A week after Republican National Committee chairman Michael Steele said Republicans can't win control of the House in this year's midterm elections, two House leaders have offered a contrary -- and highly bullish -- forecast.

"We believe we can win back the majority," House Republican Whip Eric Cantor (R-Va.) told a group of reporters over dinner Tuesday night. "Lot of work to do. It is not a done deal, a sure shot, but we believe we can take back this majority."

Cantor and Rep. Kevin McCarthy (R-Calif.), who heads up the party's recruiting efforts for the midterm elections, offered both their upbeat predictions for the midterms and a rough roadmap for taking back the majority they lost in 2006.

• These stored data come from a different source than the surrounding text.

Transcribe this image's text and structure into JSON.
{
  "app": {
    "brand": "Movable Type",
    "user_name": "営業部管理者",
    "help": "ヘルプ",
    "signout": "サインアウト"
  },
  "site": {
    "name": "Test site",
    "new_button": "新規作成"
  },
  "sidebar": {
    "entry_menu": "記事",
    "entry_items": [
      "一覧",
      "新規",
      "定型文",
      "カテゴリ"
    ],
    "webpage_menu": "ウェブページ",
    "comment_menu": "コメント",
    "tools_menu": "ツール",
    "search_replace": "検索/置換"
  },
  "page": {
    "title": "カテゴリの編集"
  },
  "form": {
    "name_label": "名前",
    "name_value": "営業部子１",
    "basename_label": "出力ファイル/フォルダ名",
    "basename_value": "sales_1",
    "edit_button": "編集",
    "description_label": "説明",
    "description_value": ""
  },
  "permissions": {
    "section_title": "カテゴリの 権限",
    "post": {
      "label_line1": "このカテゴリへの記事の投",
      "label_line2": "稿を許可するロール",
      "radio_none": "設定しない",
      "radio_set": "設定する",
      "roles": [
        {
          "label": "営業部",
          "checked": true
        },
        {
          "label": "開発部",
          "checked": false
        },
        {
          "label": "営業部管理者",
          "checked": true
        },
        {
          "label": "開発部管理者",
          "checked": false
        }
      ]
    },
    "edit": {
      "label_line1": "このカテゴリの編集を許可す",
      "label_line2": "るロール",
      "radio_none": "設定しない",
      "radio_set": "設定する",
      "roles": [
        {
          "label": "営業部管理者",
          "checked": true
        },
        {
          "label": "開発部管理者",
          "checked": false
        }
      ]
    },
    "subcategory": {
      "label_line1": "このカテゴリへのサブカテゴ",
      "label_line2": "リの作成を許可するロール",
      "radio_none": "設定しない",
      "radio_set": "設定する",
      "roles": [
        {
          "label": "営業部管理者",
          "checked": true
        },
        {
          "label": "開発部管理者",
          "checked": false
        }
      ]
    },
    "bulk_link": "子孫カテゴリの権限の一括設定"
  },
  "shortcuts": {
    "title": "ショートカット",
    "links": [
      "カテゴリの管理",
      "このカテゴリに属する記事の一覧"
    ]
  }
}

The two House leaders, pointing to GOP victories in Virginia and New Jersey last November and the nervousness among Democrats about next week's special Senate election in Massachusetts, said that the national political climate is now titled significantly against President Obama and the Democrats.

They said the effort Democrats are now making in Massachusetts reminded them of the lengths to which Republicans went in 2006 in special elections in normally GOP districts, only to lose them because of the political environment.

"This is an election where people are just going to be motivated and governed by their distaste for this agenda being proposed here," Cantor said. "It's that straightforward."

...

The two leaders said internal polling presented during a retreat earlier in the day was so positive that the pollsters "said they had to recheck their numbers because they could not believe that the numbers looked as good as they did for us on some of these issues."

...

Republicans plan to focus their attacks on Democrats on three key House votes: the administration's stimulus package, the energy bill that includes a cap-and-trade mechanism and the health-care bill that is in final negotiations.

...
Certainly the Democrats have no GOP cover on these three bills. Despite its clear unpopularity, Democrats plan to run against the GOP on health care, which appears to be an in kind contribution to the Republicans. For every Democrat attack ad on the issue, the Republicans can say thank you and remind folds that they are on the side of the voters on the issue.

While Democrats claim the stimulus bill was a success the employment numbers tell a different story. Republicans just need to remind voters of the Democrat promises and the current reality. On the cap and trade bill, Republicans only need to remind voters of how it will lower their standard of living during a recession.